Ketua Kelompok Tani Hijau Makmur M Nur Soleh mengatakan, fasilitas itu memungkinkan petani membeli pupuk, pestisida, dan sarana pertanian lainnya dengan harga yang lebih murah karena tidak dikenai
biaya masuk.
”Harga jualnya bisa 40 persen lebih murah dibandingkan dengan harga jual di pasaran. Dengan begitu, keuntungan yang diperoleh petani lebih banyak,” kata Soleh.
Untuk memberikan kepastian harga, kelompok tani juga telah menandatangani kontrak dengan perusahaan.
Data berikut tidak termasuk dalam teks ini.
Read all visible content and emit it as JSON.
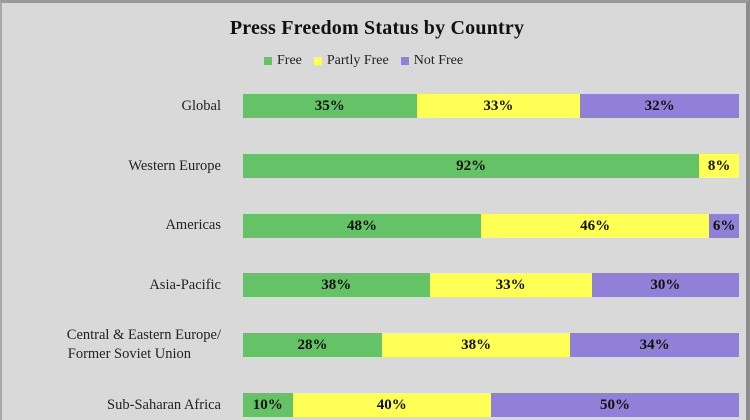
{
  "chart_data": {
    "type": "bar",
    "orientation": "horizontal",
    "stacked": true,
    "normalized": true,
    "title": "Press Freedom Status by Country",
    "xlabel": "",
    "ylabel": "",
    "grid": false,
    "legend_position": "top",
    "categories": [
      "Global",
      "Western Europe",
      "Americas",
      "Asia-Pacific",
      "Central & Eastern Europe/ Former Soviet Union",
      "Sub-Saharan Africa"
    ],
    "series": [
      {
        "name": "Free",
        "color": "#66c266",
        "values": [
          35,
          92,
          48,
          38,
          28,
          10
        ]
      },
      {
        "name": "Partly Free",
        "color": "#ffff55",
        "values": [
          33,
          8,
          46,
          33,
          38,
          40
        ]
      },
      {
        "name": "Not Free",
        "color": "#9080d8",
        "values": [
          32,
          0,
          6,
          30,
          34,
          50
        ]
      }
    ]
  },
  "title": "Press Freedom Status by Country",
  "legend": [
    {
      "label": "Free",
      "color": "#66c266"
    },
    {
      "label": "Partly Free",
      "color": "#ffff55"
    },
    {
      "label": "Not Free",
      "color": "#9080d8"
    }
  ],
  "rows": [
    {
      "label_lines": [
        "Global"
      ],
      "free": "35%",
      "partly": "33%",
      "not": "32%"
    },
    {
      "label_lines": [
        "Western Europe"
      ],
      "free": "92%",
      "partly": "8%",
      "not": ""
    },
    {
      "label_lines": [
        "Americas"
      ],
      "free": "48%",
      "partly": "46%",
      "not": "6%"
    },
    {
      "label_lines": [
        "Asia-Pacific"
      ],
      "free": "38%",
      "partly": "33%",
      "not": "30%"
    },
    {
      "label_lines": [
        "Central & Eastern Europe/",
        "Former Soviet Union"
      ],
      "free": "28%",
      "partly": "38%",
      "not": "34%"
    },
    {
      "label_lines": [
        "Sub-Saharan Africa"
      ],
      "free": "10%",
      "partly": "40%",
      "not": "50%"
    }
  ]
}
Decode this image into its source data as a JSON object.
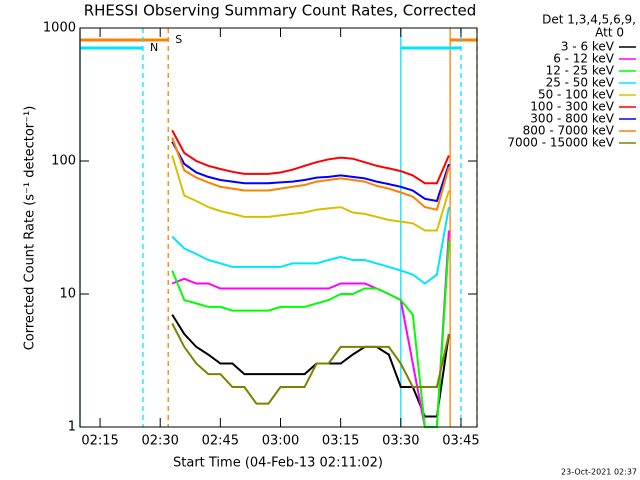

Harga jual pisang mas di tingkat petani telah disepakati Rp 2.500 per kilogram selama 36 bulan ke depan.
Selain menjadi harapan baru bagi petani Tanggamus, budidaya pisang mas juga mampu membuka peluang kerja baru bagi warga setempat. Sebagian warga bekerja menyortir pisang pada Banana Packing House yang didirikan di desa.
Badan Karantina Pertanian Kementerian Pertanian juga membangun fasilitas pendukung berupa instalasi karantina tumbuhan di desa untuk mempermudah ekspor. Petugas melakukan pemeriksaan standar mutu pisang sebelum diekspor. Pisang yang telah diperiksa akan mendapat sertifikasi jaminan kesehatan tumbuhan (PC-Phytosanitary Certificate).
Kepala Badan Karantina Pertanian Kementerian Pertanian Banun Harpini mengapresiasi pola kemitraan yang terjalin antara PT GGP dan petani pisang di Tanggamus. Dia menilai, pola kemitraan itu dapat dicontoh di daerah lain untuk meningkatkan ekspor buah segar asal Indonesia.
Penjabat Bupati Tanggamus Zainal Abidin menuturkan, budidaya pisang mas tidak menjadi ancaman bagi kopi robusta yang menjadi komoditas unggulan di Tanggamus. Eksistensi kopi robusta akan tetap terjaga karena pisang bisa ditanam dengan tumpang sari.
”Model tumpangsari seperti ini yang kami harapkan bisa berkembang. Dengan demikian, petani dapat meningkatkan pendapatan keluarganya,” ujarnya.